“Now I Nebuchadnezzar praise and extol the King of heaven and those that walk in pride, He is able to abase” (Daniel 4:37).
For Nebuchadnezzar the experience was extreme. He went from flourishing in Babylon to feeding among beasts. Yet this great king would not say that such treatment was abuse. He had learned that “the Most High ruleth and giveth” for the benefit of all men.
The Lord Jesus added to this truth another dimension: “every one that exalts himself shall be abased, and he that abases himself shall be exalted” (Luke 14:11; JND). To be “justified” requires self abasing (Lk 18:14). A person can never know the blessing of being forgiven by God apart from humbling before God. And what was necessary at conversion is necessary in living the Christian life; “humble yourself,” as James 4:10 teaches. In so doing, God’s good will is worked out.

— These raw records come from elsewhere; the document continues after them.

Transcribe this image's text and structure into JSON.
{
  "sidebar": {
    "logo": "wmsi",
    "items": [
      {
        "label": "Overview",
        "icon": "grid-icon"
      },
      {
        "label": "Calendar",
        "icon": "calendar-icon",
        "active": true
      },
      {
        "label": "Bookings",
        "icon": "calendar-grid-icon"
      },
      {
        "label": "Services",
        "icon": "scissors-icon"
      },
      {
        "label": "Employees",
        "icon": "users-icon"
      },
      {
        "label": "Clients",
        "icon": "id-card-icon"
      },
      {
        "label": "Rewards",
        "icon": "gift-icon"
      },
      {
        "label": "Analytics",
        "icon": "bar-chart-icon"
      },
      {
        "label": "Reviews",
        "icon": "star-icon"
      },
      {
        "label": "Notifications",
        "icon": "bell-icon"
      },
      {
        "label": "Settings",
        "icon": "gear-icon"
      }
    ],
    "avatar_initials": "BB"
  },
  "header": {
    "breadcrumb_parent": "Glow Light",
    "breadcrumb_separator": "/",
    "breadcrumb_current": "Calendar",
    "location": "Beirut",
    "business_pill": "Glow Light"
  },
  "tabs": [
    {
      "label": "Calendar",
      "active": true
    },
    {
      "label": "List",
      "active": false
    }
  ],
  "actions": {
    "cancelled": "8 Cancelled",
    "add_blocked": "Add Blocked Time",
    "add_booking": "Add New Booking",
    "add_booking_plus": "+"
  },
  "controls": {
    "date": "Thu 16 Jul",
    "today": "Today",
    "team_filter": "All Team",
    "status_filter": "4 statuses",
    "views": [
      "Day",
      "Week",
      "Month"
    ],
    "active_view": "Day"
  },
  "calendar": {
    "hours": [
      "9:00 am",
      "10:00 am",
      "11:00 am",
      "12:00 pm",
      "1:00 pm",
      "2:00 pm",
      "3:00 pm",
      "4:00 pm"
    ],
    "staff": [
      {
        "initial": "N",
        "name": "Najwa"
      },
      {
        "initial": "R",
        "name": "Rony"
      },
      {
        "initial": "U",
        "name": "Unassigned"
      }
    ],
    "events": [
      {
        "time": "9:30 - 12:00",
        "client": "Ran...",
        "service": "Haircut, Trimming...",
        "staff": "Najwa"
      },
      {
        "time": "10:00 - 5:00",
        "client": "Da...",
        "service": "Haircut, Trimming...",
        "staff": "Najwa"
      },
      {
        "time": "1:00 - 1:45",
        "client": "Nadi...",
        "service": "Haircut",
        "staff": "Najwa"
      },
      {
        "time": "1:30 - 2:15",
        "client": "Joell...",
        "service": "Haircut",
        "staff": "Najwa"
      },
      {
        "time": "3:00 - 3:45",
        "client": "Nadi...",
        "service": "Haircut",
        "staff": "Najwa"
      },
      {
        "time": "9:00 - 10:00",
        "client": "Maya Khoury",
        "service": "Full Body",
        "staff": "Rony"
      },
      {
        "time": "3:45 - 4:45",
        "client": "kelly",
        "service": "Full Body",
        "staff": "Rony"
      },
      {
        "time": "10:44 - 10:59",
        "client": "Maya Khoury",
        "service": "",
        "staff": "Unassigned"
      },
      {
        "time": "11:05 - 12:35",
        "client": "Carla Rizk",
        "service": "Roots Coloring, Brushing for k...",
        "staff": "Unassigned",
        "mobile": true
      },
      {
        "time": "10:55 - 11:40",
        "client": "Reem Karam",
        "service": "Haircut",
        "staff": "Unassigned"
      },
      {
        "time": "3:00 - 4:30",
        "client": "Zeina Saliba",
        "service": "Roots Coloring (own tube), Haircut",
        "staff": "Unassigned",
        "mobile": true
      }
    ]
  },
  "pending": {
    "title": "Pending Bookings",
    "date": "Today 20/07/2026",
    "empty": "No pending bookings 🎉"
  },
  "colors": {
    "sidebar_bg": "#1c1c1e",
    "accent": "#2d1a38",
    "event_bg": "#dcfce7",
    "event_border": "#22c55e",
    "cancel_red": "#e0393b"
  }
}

How sad then that believers at times are guilty of being self-abusing rather than self- abasing. We distort the need of humbling ourselves before God into degrading ourselves before God. In so doing we actually abuse what He has exalted through redemption. If God does not abuse men but rather abases them, should we do otherwise? There is no spiritual value in thinking, saying, or acting like, “I am worthless! Unusable!” or “God will get no pleasure from me.” I Corinthians 1:21 says, “It pleased God by the foolishness of preaching to save them that believe.” In response, the yielding of ourselves, rather than a disparaging esteem of ones self, is “well pleasing to God …” (Romans12:1; RV margin). Degrading ourselves will not accomplish what God intends. And yes, He never abuses, but He sometimes abases, but only to exalt for both now and the coming ages.